De acordo com o especialista, uma utilização do ‘camite’ pelas autoridades georgianas teriam um forte efeito sobre os manifestantes, uma vez que não era possível de ignorar ou atenuar no curto prazo, podendo implicar assistência hospitalar.
“Iria manter as pessoas afastadas durante muito tempo. Não poderiam descontaminar-se. Teriam de ir ao hospital. Teriam de abandonar a área. Se for esse realmente o caso — que este produto químico foi trazido de volta — isso é, na verdade, extremamente perigoso”, acrescentou.

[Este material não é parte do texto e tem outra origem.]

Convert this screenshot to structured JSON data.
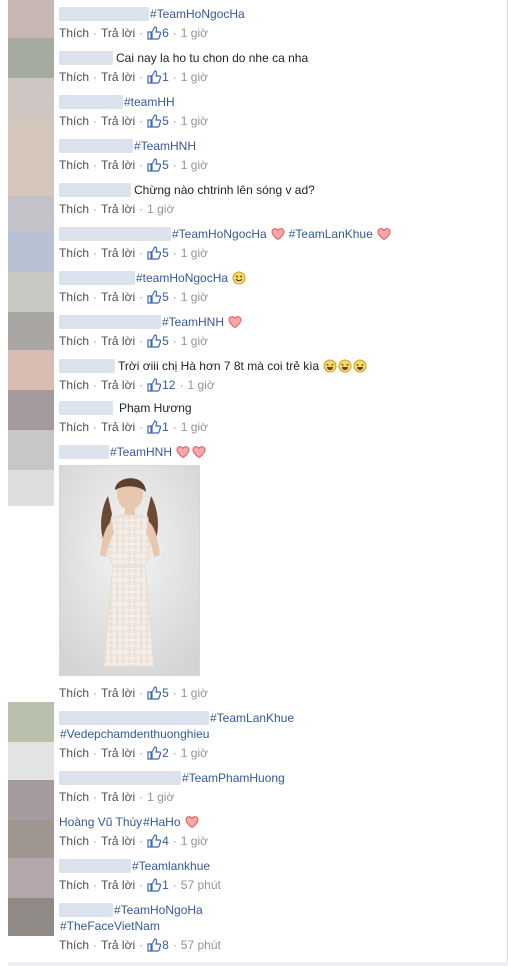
{
  "actions": {
    "like": "Thích",
    "reply": "Trả lời",
    "sep": "·"
  },
  "comments": [
    {
      "tag": "#TeamHoNgocHa",
      "likes": "6",
      "time": "1 giờ"
    },
    {
      "text": "Cai nay la ho tu chon do nhe ca nha",
      "likes": "1",
      "time": "1 giờ"
    },
    {
      "tag": "#teamHH",
      "likes": "5",
      "time": "1 giờ"
    },
    {
      "tag": "#TeamHNH",
      "likes": "5",
      "time": "1 giờ"
    },
    {
      "text": "Chừng nào chtrinh lên sóng v ad?",
      "time": "1 giờ"
    },
    {
      "tag1": "#TeamHoNgocHa",
      "tag2": "#TeamLanKhue",
      "likes": "5",
      "time": "1 giờ"
    },
    {
      "tag": "#teamHoNgocHa",
      "likes": "5",
      "time": "1 giờ"
    },
    {
      "tag": "#TeamHNH",
      "likes": "5",
      "time": "1 giờ"
    },
    {
      "text": "Trời ơiii chị Hà hơn 7 8t mà coi trẻ kìa",
      "likes": "12",
      "time": "1 giờ"
    },
    {
      "text": "Phạm Hương",
      "likes": "1",
      "time": "1 giờ"
    },
    {
      "tag": "#TeamHNH",
      "likes": "5",
      "time": "1 giờ"
    },
    {
      "tag": "#TeamLanKhue",
      "tag2": "#Vedepchamdenthuonghieu",
      "likes": "2",
      "time": "1 giờ"
    },
    {
      "tag": "#TeamPhamHuong",
      "time": "1 giờ"
    },
    {
      "name": "Hoàng Vũ Thúy",
      "tag": "#HaHo",
      "likes": "4",
      "time": "1 giờ"
    },
    {
      "tag": "#Teamlankhue",
      "likes": "1",
      "time": "57 phút"
    },
    {
      "tag": "#TeamHoNgoHa",
      "tag2": "#TheFaceVietNam",
      "likes": "8",
      "time": "57 phút"
    }
  ],
  "colors": {
    "link": "#365899",
    "meta": "#90949c",
    "heart": "#e8585d",
    "like": "#4267b2"
  }
}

Já a relatora especial da ONU sobre Tortura, Alice Edwards, manifestou a sua apreensão face à aparente utilização deste composto químico sobre a população georgiana, sendo que a responsável das Nações Unidas já tinha abordado as autoridades daquele país sobre as acusações de violência e tortura policial. “Isso leva-me a considerar [essa prática] como uma arma experimental. E as populações nunca devem ser submetidas a experiências. Isso é uma violação absoluta dos direitos humanos”, afirmou à estação britânica.
Desde então, os protestos em Tiblissi perderam força, embora continuem a verificar-se, com os manifestantes a exigirem a demissão do Governo. Em causa está uma suposta aproximação do executivo a Moscovo e aos interesses russos, divergindo do caminho de integração europeia, além de uma repressão cada vez mais dura contra os protestos.